3 cups all-purpose flour
1 tsp baking powder
½ tsp salt
1 large egg, room temperature
1 Tb vanilla extract, vanilla bean paste, almond emulsion, or desired flavoring
2 sticks unsalted butter, softened to room temperature
1 cup granulated sugar
Sift together flour, baking powder and salt, set aside. In a small dish, whisk together egg and vanilla extract, set aside. In a mixing bowl, cream together room temperature butter and sugar for about four minutes. Scrape the bowl, if needed. Mixture should be light and fluffy. Gradually add vanilla-egg mixture, beating for about 30 seconds or until well mixed in.
Lower the speed of the mixer and gradually add flour one cup at a time. Scrape the bowl after each addition of flour. Mix until just combined.
Wrap the dough in plastic wrap and refrigerate overnight (eight hours) or for a minimum of four hours.
Preheat oven to 375 degrees.
Divide cookie dough in half. Roll between two pieces of parchment paper one half of the cookie dough to 1/4-inch thick using rolling guides on each side of the dough.
Cut out as many cookies as you can. Place the cookies on a baking sheet lined with parchment paper. Chill the cut-out cookie dough in the fridge for about 15 minutes or in the freezer for eight minutes.
Bake for 7-8 minutes, turning the sheet in the oven halfway through the bake.
Let the cookies cool on the baking sheet for 5-7 minutes, transfer to a cooling rack.
Store in an airtight container for up to two weeks in the refrigerator or freeze undecorated cookies between pieces of wax paper in a freezer-safe container for up to two months.
4 ½ Tb meringue powder
½ cup + 2 Tb warm water
1 tsp cream of tartar (optional)
2 lbs (1 full bag) powdered sugar
1 Tb vanilla extract (or other desired flavor)
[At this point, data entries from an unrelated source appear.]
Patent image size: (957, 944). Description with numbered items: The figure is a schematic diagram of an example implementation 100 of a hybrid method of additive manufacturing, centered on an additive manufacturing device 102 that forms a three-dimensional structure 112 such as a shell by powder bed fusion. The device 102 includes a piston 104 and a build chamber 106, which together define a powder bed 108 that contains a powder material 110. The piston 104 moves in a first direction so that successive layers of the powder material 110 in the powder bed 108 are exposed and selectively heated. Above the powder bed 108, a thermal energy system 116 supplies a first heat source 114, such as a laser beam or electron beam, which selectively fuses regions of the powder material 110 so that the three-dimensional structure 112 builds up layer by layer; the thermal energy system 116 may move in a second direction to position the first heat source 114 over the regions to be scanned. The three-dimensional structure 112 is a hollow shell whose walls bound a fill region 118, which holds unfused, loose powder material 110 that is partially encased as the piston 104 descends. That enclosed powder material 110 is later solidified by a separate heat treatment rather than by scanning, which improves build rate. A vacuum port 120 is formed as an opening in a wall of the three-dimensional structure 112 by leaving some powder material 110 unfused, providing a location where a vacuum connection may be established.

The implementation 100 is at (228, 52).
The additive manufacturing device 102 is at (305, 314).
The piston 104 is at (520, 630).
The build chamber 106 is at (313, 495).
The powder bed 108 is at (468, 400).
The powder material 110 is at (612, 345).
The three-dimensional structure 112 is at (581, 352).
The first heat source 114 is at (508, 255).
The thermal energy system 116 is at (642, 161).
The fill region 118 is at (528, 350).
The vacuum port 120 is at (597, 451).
Make sure all your tools are grease-free.
Whisk meringue powder with warm water until slightly foamy. Add cream of tartar and mix again. Add the powdered sugar all at once and continue to mix for three minutes, using a paddle attachment on the lowest setting of your stand mixer. Add vanilla extract and continue mixing for five minutes. The icing will be stiff when it’s done.
Transfer frosting to an airtight container. Use immediately or store, covered, in the fridge for up to two weeks.
When you add food coloring, feel free to add a little bit of water to thin out the frosting a bit.